The Little Sister is clear-eyed about the virtual impossibility, for some religious LGBTQ people, of disclosing their sexual preference to loved ones. Still, Herzi is steadfastly non-judgmental in her vision of Islam and its centrality in Fatima's life. The filmmaker isn't interested in any scathing indictment of religion, but rather in how layered and complex identities are, and in how Fatima's refusal to deny either her sexuality or her spirituality is in itself an act of faith — in herself, in an Islam that doesn't seem to have room for her, and in a country whose historic disdain for multiculturalism and communitarianism means that it may be unprepared for her as well.
In some ways, The Little Sister brings to mind Dee Rees' Pariah, another queer coming-of-age story set against a tradition-bound domestic backdrop.

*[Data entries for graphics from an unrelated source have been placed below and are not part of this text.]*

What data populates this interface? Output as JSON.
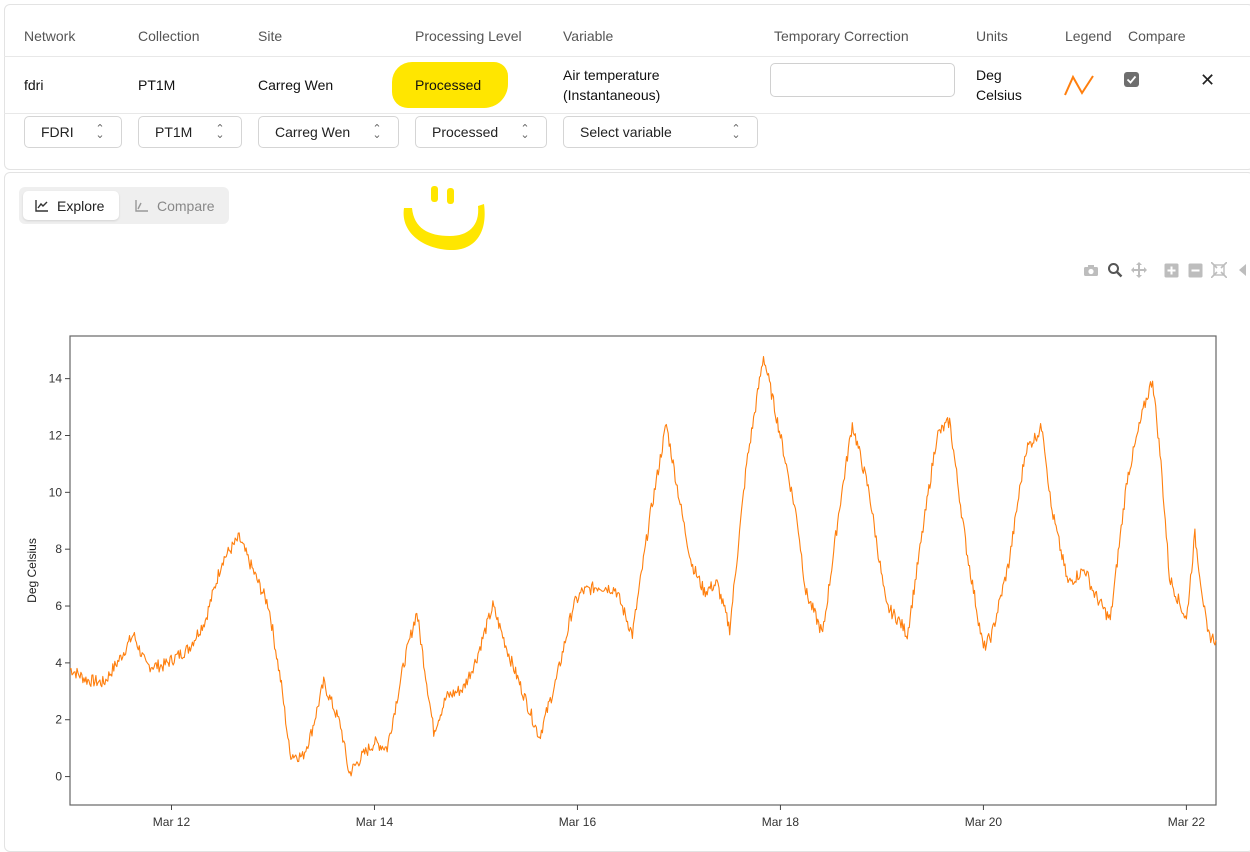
{
  "table": {
    "headers": {
      "network": "Network",
      "collection": "Collection",
      "site": "Site",
      "processing_level": "Processing Level",
      "variable": "Variable",
      "temporary_correction": "Temporary Correction",
      "units": "Units",
      "legend": "Legend",
      "compare": "Compare"
    },
    "row": {
      "network": "fdri",
      "collection": "PT1M",
      "site": "Carreg Wen",
      "processing_level": "Processed",
      "variable_line1": "Air temperature",
      "variable_line2": "(Instantaneous)",
      "temporary_correction": "",
      "units_line1": "Deg",
      "units_line2": "Celsius",
      "legend_color": "#ff7f0e",
      "compare_checked": true,
      "remove_glyph": "✕"
    }
  },
  "selectors": {
    "network": "FDRI",
    "collection": "PT1M",
    "site": "Carreg Wen",
    "processing_level": "Processed",
    "variable": "Select variable"
  },
  "tabs": {
    "explore": "Explore",
    "compare": "Compare",
    "active": "explore"
  },
  "modebar": [
    "camera-icon",
    "zoom-icon",
    "pan-icon",
    "zoom-in-icon",
    "zoom-out-icon",
    "autoscale-icon",
    "reset-icon"
  ],
  "colors": {
    "highlight": "#ffe600",
    "series": "#ff7f0e"
  },
  "chart_data": {
    "type": "line",
    "title": "",
    "xlabel": "",
    "ylabel": "Deg Celsius",
    "x_range": [
      "2025-03-11 00:00",
      "2025-03-22 07:00"
    ],
    "ylim": [
      -1,
      15.5
    ],
    "yticks": [
      0,
      2,
      4,
      6,
      8,
      10,
      12,
      14
    ],
    "xticks": [
      {
        "t": "2025-03-12",
        "label": "Mar 12"
      },
      {
        "t": "2025-03-14",
        "label": "Mar 14"
      },
      {
        "t": "2025-03-16",
        "label": "Mar 16"
      },
      {
        "t": "2025-03-18",
        "label": "Mar 18"
      },
      {
        "t": "2025-03-20",
        "label": "Mar 20"
      },
      {
        "t": "2025-03-22",
        "label": "Mar 22"
      }
    ],
    "grid": false,
    "series": [
      {
        "color": "#ff7f0e",
        "x": [
          "2025-03-11 00:00",
          "2025-03-11 04:00",
          "2025-03-11 08:00",
          "2025-03-11 12:00",
          "2025-03-11 15:00",
          "2025-03-11 18:00",
          "2025-03-11 22:00",
          "2025-03-12 04:00",
          "2025-03-12 08:00",
          "2025-03-12 12:00",
          "2025-03-12 16:00",
          "2025-03-12 20:00",
          "2025-03-12 23:00",
          "2025-03-13 02:00",
          "2025-03-13 04:00",
          "2025-03-13 07:00",
          "2025-03-13 09:00",
          "2025-03-13 12:00",
          "2025-03-13 16:00",
          "2025-03-13 18:00",
          "2025-03-13 21:00",
          "2025-03-14 00:00",
          "2025-03-14 03:00",
          "2025-03-14 07:00",
          "2025-03-14 10:00",
          "2025-03-14 14:00",
          "2025-03-14 17:00",
          "2025-03-14 21:00",
          "2025-03-15 00:00",
          "2025-03-15 04:00",
          "2025-03-15 08:00",
          "2025-03-15 11:00",
          "2025-03-15 15:00",
          "2025-03-15 19:00",
          "2025-03-15 23:00",
          "2025-03-16 01:00",
          "2025-03-16 05:00",
          "2025-03-16 09:00",
          "2025-03-16 13:00",
          "2025-03-16 17:00",
          "2025-03-16 21:00",
          "2025-03-17 01:00",
          "2025-03-17 03:00",
          "2025-03-17 06:00",
          "2025-03-17 09:00",
          "2025-03-17 12:00",
          "2025-03-17 16:00",
          "2025-03-17 20:00",
          "2025-03-18 00:00",
          "2025-03-18 04:00",
          "2025-03-18 06:00",
          "2025-03-18 10:00",
          "2025-03-18 14:00",
          "2025-03-18 17:00",
          "2025-03-18 21:00",
          "2025-03-19 01:00",
          "2025-03-19 04:00",
          "2025-03-19 06:00",
          "2025-03-19 09:00",
          "2025-03-19 13:00",
          "2025-03-19 16:00",
          "2025-03-19 20:00",
          "2025-03-20 00:00",
          "2025-03-20 02:00",
          "2025-03-20 06:00",
          "2025-03-20 10:00",
          "2025-03-20 14:00",
          "2025-03-20 16:00",
          "2025-03-20 20:00",
          "2025-03-21 00:00",
          "2025-03-21 02:00",
          "2025-03-21 06:00",
          "2025-03-21 10:00",
          "2025-03-21 14:00",
          "2025-03-21 16:00",
          "2025-03-21 18:00",
          "2025-03-21 20:00",
          "2025-03-22 00:00",
          "2025-03-22 02:00",
          "2025-03-22 05:00",
          "2025-03-22 07:00"
        ],
        "y": [
          3.8,
          3.4,
          3.3,
          4.2,
          5.0,
          3.9,
          3.9,
          4.5,
          5.5,
          7.6,
          8.4,
          7.0,
          6.0,
          3.2,
          0.8,
          0.7,
          1.5,
          3.3,
          1.8,
          0.1,
          0.7,
          1.2,
          1.0,
          4.0,
          5.8,
          1.6,
          2.8,
          3.1,
          4.1,
          6.0,
          4.2,
          3.0,
          1.4,
          3.4,
          6.0,
          6.5,
          6.7,
          6.6,
          5.0,
          9.0,
          12.4,
          9.0,
          7.5,
          6.5,
          6.8,
          5.2,
          11.0,
          14.8,
          12.0,
          9.0,
          6.5,
          5.0,
          9.5,
          12.4,
          10.0,
          6.0,
          5.5,
          5.0,
          8.0,
          12.0,
          12.5,
          8.0,
          4.5,
          5.0,
          7.5,
          11.5,
          12.3,
          9.5,
          6.8,
          7.3,
          6.5,
          5.5,
          10.5,
          13.0,
          14.0,
          11.0,
          7.0,
          5.5,
          8.5,
          5.0,
          4.8
        ]
      }
    ]
  }
}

But while the main character's mother in that movie was an antagonistic figure, Fatima's parents are portrayed as kind, not dogmatic or ostentatiously pious. (Islamic strictures are articulated only late in the film by an imam whom Fatima consults in desperation.) Fatima's mom (Amina Ben Mohamed), especially, is a nurturing presence; her sighing with pride as she affixes her daughter's diploma to the wall is a touching grace note.
She also appears at least outwardly oblivious to the nature of her daughter's struggle — or so we think until a penultimate scene that's like a small exhalation of breath we weren't even aware of holding. That this exchange between Fatima and her mother stops short of being an explicit breakthrough is significant, an acknowledgement that the outcomes of situations like these are often imperfect. The Little Sister is imbued, finally, with a bittersweet acceptance of the limitations of the people, institutions and communities we hold dear.
Herzi's filmmaking is polished and precise, though never fastidious; the movie crackles with loose, lived-in vitality and moment-to-moment authenticity. Working with DP Jérémie Attard, Herzi frames her actors tenderly, making generous use of close-ups without hovering or ogling. Géraldine Mangenot's editing and Amine Bouhafa's lovely score, by tuns churning and contemplative, help give the proceedings an enrapturing ebb and flow.
The film's perfect final shot has a piercing ambiguity. A casual glimpse of Fatima that blossoms with meaning in retrospect, epitomizing her individuality, her tenacity and resolve, it's at once shattering and profoundly hopeful. That it can be felt in such diametrically differing ways at the same time is a testament to the unassuming richness of this wise, altogether wonderful film.